Throughout the markup, which took place on four days over several weeks, Graham and Flake stuck with Democrats to defeat Republican amendments that would have endangered the bill.

They voted against GOP proposals to implement a system to track visas using biometric data at border crossing points, to drastically increase the number of border patrol agents and aerial drones along the southern border and to require effective control of the borders six months before granting millions of illegal immigrants legal status.

Democrats, however, touted an array of Republican amendments adopted by voice vote to strengthen border security and enforcement provisions. One such amendment, sponsored by Sen. Chuck Grassley (R-Iowa), requires U.S. Citizenship and Immigration Services to submit weekly reports to Immigration and Customs Enforcement on people who fail employment eligibility checks through the E-Verify system.

The cost of the legislation was a source of debate between supporters and opponents of the bill. The conservative Heritage Foundation published a report that it would add $6.3 trillion to the federal deficit over the lifetimes of the millions of illegal immigrants granted legal status.

The bill passed committee without a score from the Congressional Budget Office (CBO), a point of concern for Sen. Jeff Sessions (R-Ala.), a member of Judiciary and the ranking Republican on the Senate Budget Committee.

Sessions sent a letter to CBO in April asking for a long-term estimate of the bill’s costs.

“This bill is bad for workers, bad for taxpayers and — as immigration officers have pleaded for us to hear — a threat to public safety and the rule of law,” Sessions said in closing remarks submitted before the final vote.

One of the biggest questions of Tuesday evening was whether Senate Judiciary Committee Chairman Patrick Leahy (D-Vt.) would call a vote on two amendments he sponsored to extend equal treatment to same-sex couples under immigration law. Leahy ultimately decided not to offer the amendments.

Leahy had reportedly come under pressure from the White House not to offer the amendments, which Republican members of the Gang of Eight threatened would sink the compromise legislation.

Democrats, who control 10 seats on the committee compared to the Republicans’ eight, could have passed the amendment to grant equal rights to same-sex couples.
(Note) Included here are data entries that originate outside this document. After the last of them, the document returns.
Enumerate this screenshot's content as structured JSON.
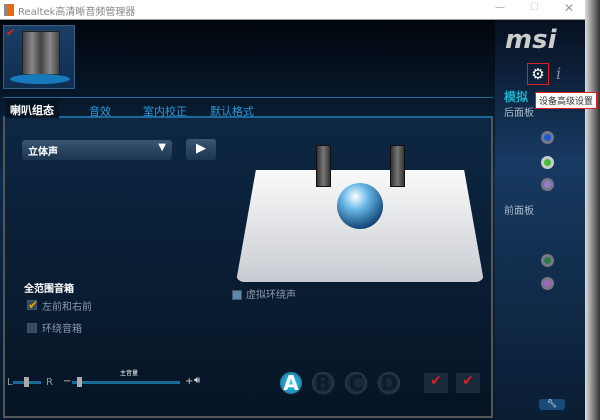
{
  "window": {
    "title": "Realtek高清晰音频管理器"
  },
  "tabs": [
    "喇叭组态",
    "音效",
    "室内校正",
    "默认格式"
  ],
  "config": {
    "selected": "立体声"
  },
  "fullrange": {
    "title": "全范围音箱",
    "items": [
      {
        "label": "左前和右前",
        "checked": true
      },
      {
        "label": "环绕音箱",
        "checked": false
      }
    ]
  },
  "virtual_surround": {
    "label": "虚拟环绕声",
    "checked": false
  },
  "volume": {
    "balance_left": "L",
    "balance_right": "R",
    "main_label": "主音量",
    "minus": "−",
    "plus": "+",
    "level": 0.05,
    "balance": 0.5
  },
  "profiles": [
    "A",
    "B",
    "C",
    "D"
  ],
  "sidebar": {
    "logo": "msi",
    "tooltip": "设备高级设置",
    "analog": "模拟",
    "rear": "后面板",
    "front": "前面板"
  },
  "colors": {
    "accent": "#2a9ad8",
    "tooltip_border": "#e02020"
  }
}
But Republican members of the Gang of Eight warned it would have scuttled the bill.

“All I’m telling you, if it gets on the bill, it’s not going to pass. It’s going to shatter the coalition,” Rubio warned earlier in the day.

One of Leahy’s amendments would have allowed citizens in committed same-sex relationships to sponsor foreign partners for permanent legal status. Another proposal would have exempted immigration law from the 1996 Defense of Marriage Act.

It would have been an especially tough vote for Schumer, the driving force behind the bill, who is also a sponsor of the Uniting American Families Act, which served as the basis for one of Leahy’s amendments.

Schumer could have defeated Leahy’s amendments by voting “no,” but he had come under intense pressure in recent weeks from gay-rights’ activists to support the measures.

Earlier in the day, Leahy downplayed a report by The Associated Press that the White House had pressed him not to offer the amendments.

“Who in the White House said that? I never discuss conversations I have with the president. I have a lot of conversations, and I doubt if he would,” he said.